Regeling van de Minister van Landbouw, Natuur en Voedselkwaliteit van 25 oktober 2019, nr. WJZ/19226031, tot wijziging van de Regeling diergezondheidsheffing in verband met de berekeningswijze van het aantal in een kalenderjaar gehouden runderen van één jaar of ouder

De Minister van Landbouw, Natuur en Voedselkwaliteit,

Gelet op artikel 91f, tweede lid, van de Gezondheids- en welzijnswet voor dieren;

Besluit:

ARTIKEL I

Artikel 1 van de Regeling diergezondheidsheffing komt te luiden:

Artikel 1

Het aantal:

  • a. schapen;

  • b. geiten;

  • c. runderen die één jaar oud of ouder zijn;

dat in een kalenderjaar wordt gehouden, bedoeld in artikel 91f, eerste lid, van de Gezondheids- en welzijnswet voor dieren, wordt berekend door het aantal aanwezige dieren op 1 februari, 1 mei, 1 augustus en 1 november van dat kalenderjaar op te tellen en te delen door vier.

ARTIKEL II

Deze regeling treedt in werking met ingang van 1 januari 2020.

Deze regeling zal met de toelichting in de Staatscourant worden geplaatst.

’s-Gravenhage, 25 oktober 2019

De Minister van Landbouw, Natuur en Voedselkwaliteit, C.J. Schouten

TOELICHTING

Met ingang van 1 januari 2020 wordt aan rundveehouders een diergezondheidsheffing opgelegd, ten behoeve van het Diergezondheidsfonds.

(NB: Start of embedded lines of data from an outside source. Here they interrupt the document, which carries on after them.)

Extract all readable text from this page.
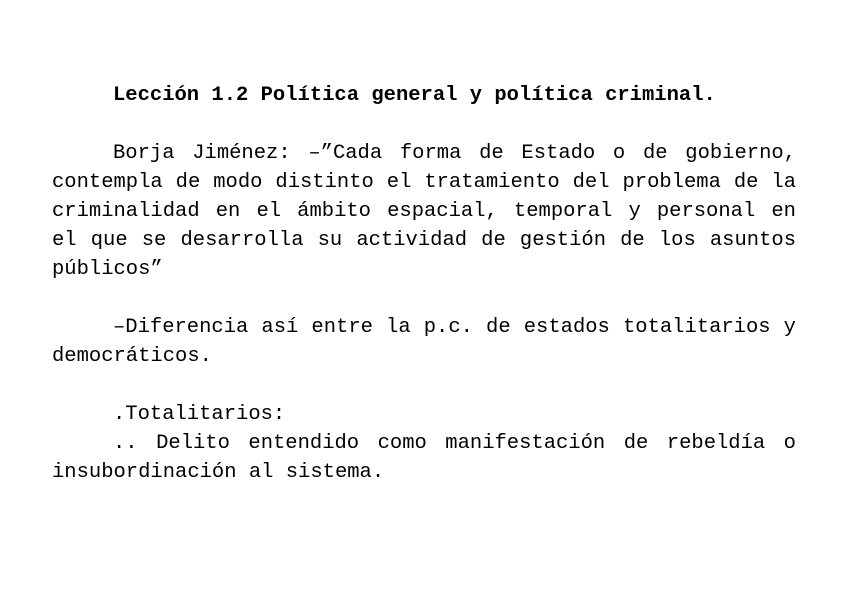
Lección 1.2 Política general y política criminal.

Borja Jiménez: –”Cada forma de Estado o de gobierno, contempla de modo distinto el tratamiento del problema de la criminalidad en el ámbito espacial, temporal y personal en el que se desarrolla su actividad de gestión de los asuntos públicos”

–Diferencia así entre la p.c. de estados totalitarios y democráticos.

.Totalitarios:

.. Delito entendido como manifestación de rebeldía o insubordinación al sistema.
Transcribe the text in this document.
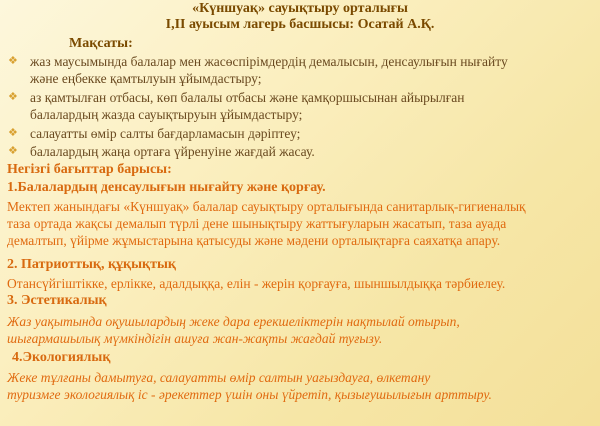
«Күншуақ» сауықтыру орталығы
І,ІІ ауысым лагерь басшысы: Осатай А.Қ.
Мақсаты:
❖ жаз маусымында балалар мен жасөспірімдердің демалысын, денсаулығын нығайту
және еңбекке қамтылуын ұйымдастыру;
❖ аз қамтылған отбасы, көп балалы отбасы және қамқоршысынан айырылған
балалардың жазда сауықтыруын ұйымдастыру;
❖ салауатты өмір салты бағдарламасын дәріптеу;
❖ балалардың жаңа ортаға үйренуіне жағдай жасау.
Негізгі бағыттар барысы:
1.Балалардың денсаулығын нығайту және қорғау.
Мектеп жанындағы «Күншуақ» балалар сауықтыру орталығында санитарлық-гигиеналық
таза ортада жақсы демалып түрлі дене шынықтыру жаттығуларын жасатып, таза ауада
демалтып, үйірме жұмыстарына қатысуды және мәдени орталықтарға саяхатқа апару.
2. Патриоттық, құқықтық
Отансүйгіштікке, ерлікке, адалдыққа, елін - жерін қорғауға, шыншылдыққа тәрбиелеу.
3. Эстетикалық
Жаз уақытында оқушылардың жеке дара ерекшеліктерін нақтылай отырып,
шығармашылық мүмкіндігін ашуға жан-жақты жағдай туғызу.
4.Экологиялық
Жеке тұлғаны дамытуға, салауатты өмір салтын уағыздауға, өлкетану
туризмге экологиялық іс - әрекеттер үшін оны үйретіп, қызығушылығын арттыру.
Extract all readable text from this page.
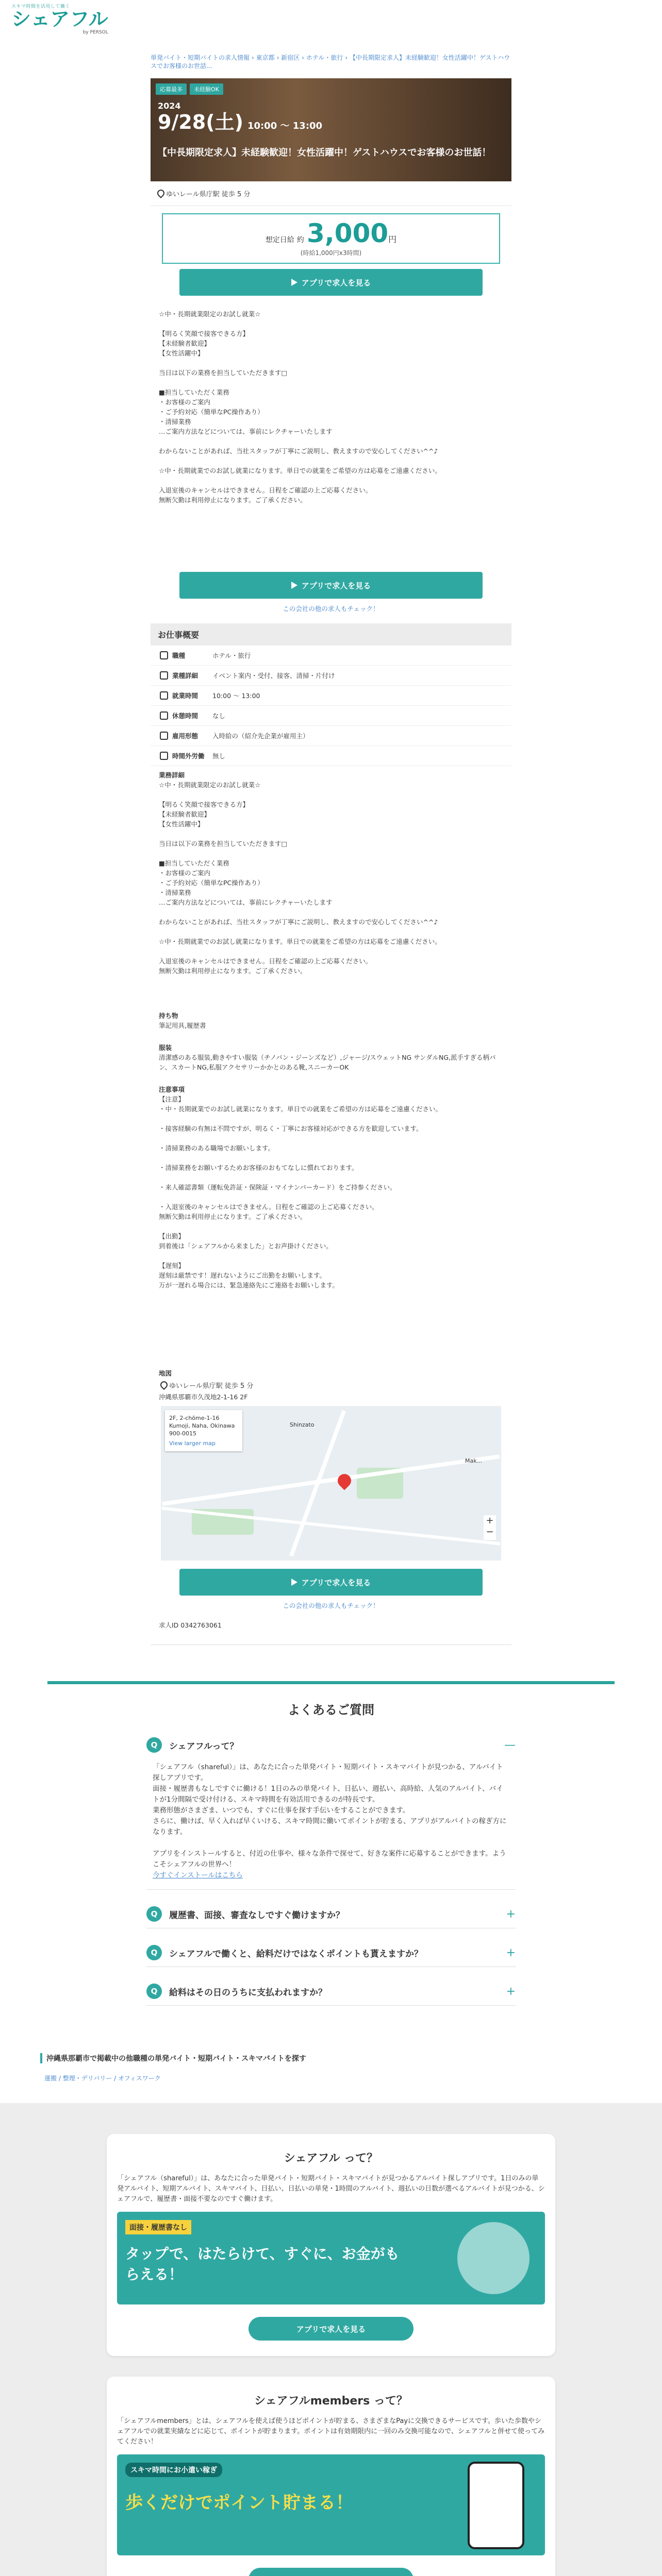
スキマ時間を活用して働く
シェアフル
by PERSOL
単発バイト・短期バイトの求人情報 › 東京都 › 新宿区 › ホテル・旅行 › 【中長期限定求人】未経験歓迎！女性活躍中！ゲストハウスでお客様のお世話...
応募最多	未経験OK
2024
9/28(土) 10:00 ～ 13:00
【中長期限定求人】未経験歓迎！女性活躍中！ゲストハウスでお客様のお世話！
ゆいレール県庁駅 徒歩 5 分
想定日給 約 3,000円
(時給1,000円x3時間)
アプリで求人を見る
☆中・長期就業限定のお試し就業☆

【明るく笑顔で接客できる方】
【未経験者歓迎】
【女性活躍中】

当日は以下の業務を担当していただきます□

■担当していただく業務
・お客様のご案内
・ご予約対応（簡単なPC操作あり）
・清掃業務
…ご案内方法などについては、事前にレクチャーいたします

わからないことがあれば、当社スタッフが丁寧にご説明し、教えますので安心してください^^♪

☆中・長期就業でのお試し就業になります。単日での就業をご希望の方は応募をご遠慮ください。

入退室後のキャンセルはできません。日程をご確認の上ご応募ください。
無断欠勤は利用停止になります。ご了承ください。
アプリで求人を見る
この会社の他の求人もチェック！
お仕事概要
職種	ホテル・旅行
業種詳細	イベント案内・受付、接客、清掃・片付け
就業時間	10:00 ～ 13:00
休憩時間	なし
雇用形態	入時給の（紹介先企業が雇用主）
時間外労働	無し
業務詳細
☆中・長期就業限定のお試し就業☆

【明るく笑顔で接客できる方】
【未経験者歓迎】
【女性活躍中】

当日は以下の業務を担当していただきます□

■担当していただく業務
・お客様のご案内
・ご予約対応（簡単なPC操作あり）
・清掃業務
…ご案内方法などについては、事前にレクチャーいたします

わからないことがあれば、当社スタッフが丁寧にご説明し、教えますので安心してください^^♪

☆中・長期就業でのお試し就業になります。単日での就業をご希望の方は応募をご遠慮ください。

入退室後のキャンセルはできません。日程をご確認の上ご応募ください。
無断欠勤は利用停止になります。ご了承ください。
持ち物
筆記用具,履歴書
服装
清潔感のある服装,動きやすい服装（チノパン・ジーンズなど）,ジャージ/スウェットNG サンダルNG,派手すぎる柄パン、スカートNG,私服アクセサリーかかとのある靴,スニーカーOK
注意事項
【注意】
・中・長期就業でのお試し就業になります。単日での就業をご希望の方は応募をご遠慮ください。

・接客経験の有無は不問ですが、明るく・丁寧にお客様対応ができる方を歓迎しています。

・清掃業務のある職場でお願いします。

・清掃業務をお願いするためお客様のおもてなしに慣れております。

・来人確認書類（運転免許証・保険証・マイナンバーカード）をご持参ください。

・入退室後のキャンセルはできません。日程をご確認の上ご応募ください。
無断欠勤は利用停止になります。ご了承ください。

【出勤】
到着後は「シェアフルから来ました」とお声掛けください。

【遅刻】
遅刻は厳禁です！遅れないようにご出勤をお願いします。
万が一遅れる場合には、緊急連絡先にご連絡をお願いします。
地図
ゆいレール県庁駅 徒歩 5 分
沖縄県那覇市久茂地2-1-16 2F
2F, 2-chōme-1-16 Kumoji, Naha, Okinawa 900-0015
View larger map
Shinzato
Mak...
+
−
アプリで求人を見る
この会社の他の求人もチェック！
求人ID 0342763061
よくあるご質問
Q	シェアフルって？	—
「シェアフル（shareful）」は、あなたに合った単発バイト・短期バイト・スキマバイトが見つかる、アルバイト探しアプリです。
面接・履歴書もなしですぐに働ける！1日のみの単発バイト、日払い、週払い、高時給、人気のアルバイト、バイトが1分間隔で受け付ける、スキマ時間を有効活用できるのが特長です。
業務形態がさまざま、いつでも、すぐに仕事を探す手伝いをすることができます。
さらに、働けば、早く入れば早くいける、スキマ時間に働いてポイントが貯まる、アプリがアルバイトの稼ぎ方になります。

アプリをインストールすると、付近の仕事や、様々な条件で探せて、好きな案件に応募することができます。ようこそシェアフルの世界へ！
今すぐインストールはこちら
Q	履歴書、面接、審査なしですぐ働けますか？	+
Q	シェアフルで働くと、給料だけではなくポイントも貰えますか？	+
Q	給料はその日のうちに支払われますか？	+
沖縄県那覇市で掲載中の他職種の単発バイト・短期バイト・スキマバイトを探す
運搬 / 整理・デリバリー / オフィスワーク
シェアフル って？
「シェアフル（shareful）」は、あなたに合った単発バイト・短期バイト・スキマバイトが見つかるアルバイト探しアプリです。1日のみの単発アルバイト、短期アルバイト、スキマバイト、日払い、日払いの単発・1時間のアルバイト、週払いの日数が選べるアルバイトが見つかる、シェアフルで、履歴書・面接不要なのですぐ働けます。
面接・履歴書なし
タップで、はたらけて、すぐに、お金がもらえる！
アプリで求人を見る
シェアフルmembers って？
「シェアフルmembers」とは、シェアフルを使えば使うほどポイントが貯まる、さまざまなPayに交換できるサービスです。歩いた歩数やシェアフルでの就業実績などに応じて、ポイントが貯まります。ポイントは有効期限内に一回のみ交換可能なので、シェアフルと併せて使ってみてください！
スキマ時間にお小遣い稼ぎ
歩くだけでポイント貯まる！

Voorheen was het niet nodig om de bijdrage van de rundveesector via heffingen te verzamelen, omdat er nog reserves beschikbaar waren van het voormalige productschap. Die reserves zijn vanaf het jaar 2020 niet langer voldoende om in de kosten van het Diergezondheidsfonds te voorzien.

De diergezondheidsheffing voor het houden van dieren wordt geheven naar het aantal dieren van een diersoort of diercategorie dat in een kalenderjaar wordt gehouden. Dat regelt artikel 91f, eerste lid, van de Gezondheids- en welzijnswet voor dieren.

Deze wijziging legt de berekeningswijze vast van het aantal runderen, ouder dan een jaar, dat in een kalenderjaar wordt gehouden. Dat gebeurt, net als bij geiten en schapen, door het aantal aanwezige runderen op 1 februari, 1 mei, 1 augustus en 1 november van het desbetreffende kalenderjaar op te tellen en te delen door vier. Voor deze vier momenten is gekozen, omdat het aantal gehouden dieren gedurende het jaar kan fluctueren. Het heffingsbedrag wordt vervolgens berekend door de uitkomst van de berekening te vermenigvuldigen met het tarief zoals vastgelegd in het Besluit diergezondheidsheffing.

Uit deze wijziging van de Regeling diergezondheidsheffing vloeien geen nieuwe verplichtingen voort en dus ook geen regeldrukkosten.

Deze regeling treedt in werking op 1 januari 2020 en wordt uiterlijk 1 november 2019 in de Staatscourant gepubliceerd. Daarmee wordt voldaan aan het kabinetsbeleid voor vaste verandermomenten en minimuminvoeringstermijn voor regelgeving.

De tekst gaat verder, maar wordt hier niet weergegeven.